Awareness

What Is Breast Cancer Awareness Month? Everything You Need to Know

Every October, Breast Cancer Awareness Month raises funds, increases knowledge and encourages women to check their breasts. Here is what it is, where it came from, what the pink ribbon means, and how you can take part.

Breast Cancer Charity · · 7 min read
What Is Breast Cancer Awareness Month? Everything You Need to Know

Breast Cancer Awareness Month takes place every October across the United Kingdom and worldwide. It is the world's largest annual awareness campaign for a single cancer type — marked in more than 150 countries, supported by governments, corporations, sports teams, media organisations and millions of individuals. Its purpose is straightforward: to increase knowledge of breast cancer, encourage women to check regularly and attend screening, and raise funds for diagnosis, treatment and care.

When did Breast Cancer Awareness Month start?

Breast Cancer Awareness Month began in 1985 and spread internationally through the 1980s and 1990s. The first national campaign in the UK followed in 1986. Over the following decade it became truly global — a now-standard feature of the October calendar in healthcare systems, workplaces and public spaces worldwide.

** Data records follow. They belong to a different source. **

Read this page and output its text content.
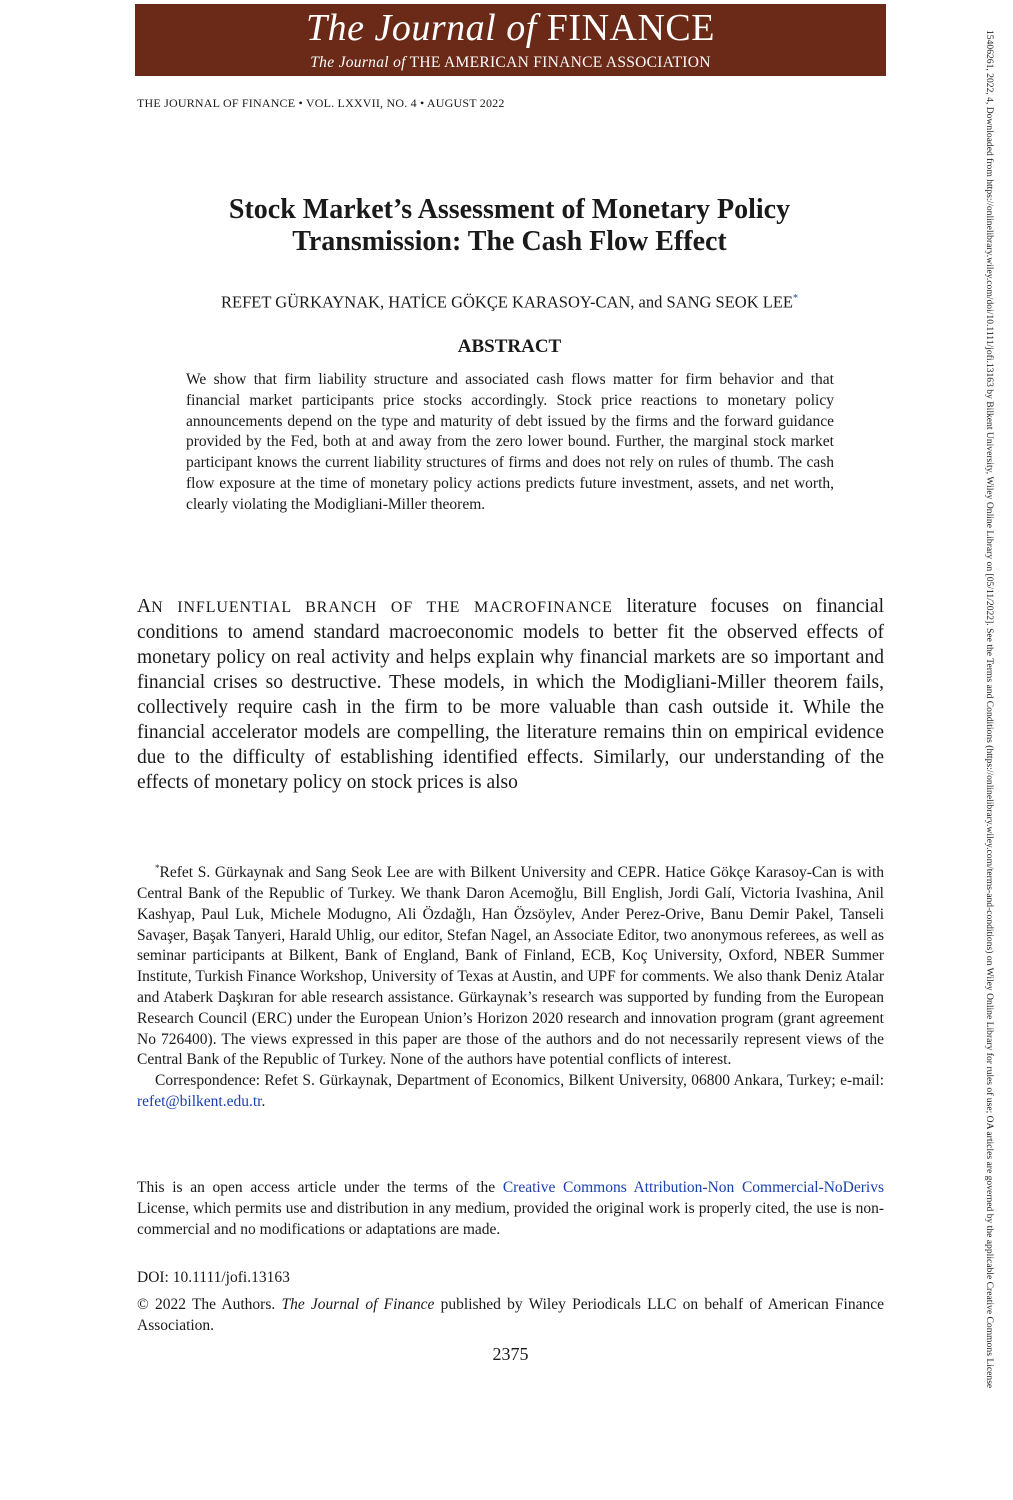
The Journal of FINANCE
The Journal of THE AMERICAN FINANCE ASSOCIATION
THE JOURNAL OF FINANCE • VOL. LXXVII, NO. 4 • AUGUST 2022
Stock Market’s Assessment of Monetary Policy
Transmission: The Cash Flow Effect
REFET GÜRKAYNAK, HATİCE GÖKÇE KARASOY-CAN, and SANG SEOK LEE*
ABSTRACT
We show that firm liability structure and associated cash flows matter for firm behavior and that financial market participants price stocks accordingly. Stock price reactions to monetary policy announcements depend on the type and maturity of debt issued by the firms and the forward guidance provided by the Fed, both at and away from the zero lower bound. Further, the marginal stock market participant knows the current liability structures of firms and does not rely on rules of thumb. The cash flow exposure at the time of monetary policy actions predicts future investment, assets, and net worth, clearly violating the Modigliani-Miller theorem.
AN INFLUENTIAL BRANCH OF THE MACROFINANCE literature focuses on financial conditions to amend standard macroeconomic models to better fit the observed effects of monetary policy on real activity and helps explain why financial markets are so important and financial crises so destructive. These models, in which the Modigliani-Miller theorem fails, collectively require cash in the firm to be more valuable than cash outside it. While the financial accelerator models are compelling, the literature remains thin on empirical evidence due to the difficulty of establishing identified effects. Similarly, our understanding of the effects of monetary policy on stock prices is also

*Refet S. Gürkaynak and Sang Seok Lee are with Bilkent University and CEPR. Hatice Gökçe Karasoy-Can is with Central Bank of the Republic of Turkey. We thank Daron Acemoğlu, Bill English, Jordi Galí, Victoria Ivashina, Anil Kashyap, Paul Luk, Michele Modugno, Ali Özdağlı, Han Özsöylev, Ander Perez-Orive, Banu Demir Pakel, Tanseli Savaşer, Başak Tanyeri, Harald Uhlig, our editor, Stefan Nagel, an Associate Editor, two anonymous referees, as well as seminar participants at Bilkent, Bank of England, Bank of Finland, ECB, Koç University, Oxford, NBER Summer Institute, Turkish Finance Workshop, University of Texas at Austin, and UPF for comments. We also thank Deniz Atalar and Ataberk Daşkıran for able research assistance. Gürkaynak’s research was supported by funding from the European Research Council (ERC) under the European Union’s Horizon 2020 research and innovation program (grant agreement No 726400). The views expressed in this paper are those of the authors and do not necessarily represent views of the Central Bank of the Republic of Turkey. None of the authors have potential conflicts of interest.

Correspondence: Refet S. Gürkaynak, Department of Economics, Bilkent University, 06800 Ankara, Turkey; e-mail: refet@bilkent.edu.tr.

This is an open access article under the terms of the Creative Commons Attribution-Non Commercial-NoDerivs License, which permits use and distribution in any medium, provided the original work is properly cited, the use is non-commercial and no modifications or adaptations are made.
DOI: 10.1111/jofi.13163
© 2022 The Authors. The Journal of Finance published by Wiley Periodicals LLC on behalf of American Finance Association.
2375	15406261, 2022, 4, Downloaded from https://onlinelibrary.wiley.com/doi/10.1111/jofi.13163 by Bilkent University, Wiley Online Library on [05/11/2022]. See the Terms and Conditions (https://onlinelibrary.wiley.com/terms-and-conditions) on Wiley Online Library for rules of use; OA articles are governed by the applicable Creative Commons License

What does the pink ribbon mean?

The pink ribbon is the international symbol of breast cancer awareness. It was popularised in the early 1990s through a collaboration between health campaigners and the cosmetics industry. The original concept drew on the red ribbon used in HIV/AIDS activism — a wearable, visible declaration of solidarity and support. Today the pink ribbon appears on everything from clothing and packaging to buildings and aircraft, and is one of the most recognised symbols in global health campaigning.

What actually happens during Breast Cancer Awareness Month?

During October, hospitals and charities run free or subsidised screening events; workplaces hold fundraising activities; social media fills with pink-themed content; and public figures share personal stories of breast cancer diagnosis or loss. In the UK, the NHS typically reports higher uptake of breast screening invitations in and around October, suggesting the annual campaign does reach women who might otherwise delay.

For Breast Cancer Charity, October is a key fundraising period. Our Screen One More campaign asks supporters to fund at least one complete screening (£25) for a woman in a low-income community who has never been examined. Donations during Breast Cancer Awareness Month fund mobile screening units in South Asia — reaching women in rural Pakistan, Bangladesh and Sri Lanka who have no other access to mammography.

What is the most important thing you can do this October?

Check your breasts. Every NHS and WHO guide to breast cancer awareness makes the same point: regular self-examination — or more accurately, regular breast awareness — saves lives. You do not need a special month to do it, but October is a prompt. Know what your breasts normally look and feel like. If anything changes — a lump, a skin change, a nipple change, pain that does not go away — contact your GP.

How to get involved

  • Join Screen One More — pledge £25 to fund one screening for a woman who has never been examined.
  • Take the 31-Day TLC Challenge: Touch–Look–Check daily and share one early-detection fact.
  • Check your breasts this month and encourage the women in your life to do the same.
  • Share NHS breast awareness information on social media — accurate information saves lives.
  • Fundraise at work: a bake sale, a pink dress day, a sponsored walk — direct proceeds to screening access.
  • Attend your NHS screening invitation if you have one waiting — do not put it off.

Does the focus on pink create problems?

Some critics have raised legitimate questions about whether the commercialisation of Breast Cancer Awareness Month — 'pinkwashing', as it is sometimes called — diverts attention from systemic issues: the global screening gap, the funding shortfall in low-income countries, and the fact that secondary (metastatic) breast cancer still kills around 11,500 women in the UK every year. These are fair points. Awareness without action, and fundraising without transparent use of funds, deserve scrutiny. The most meaningful contribution to Breast Cancer Awareness Month is not a pink product — it is a donation that reaches the field, a GP appointment made, or a conversation started.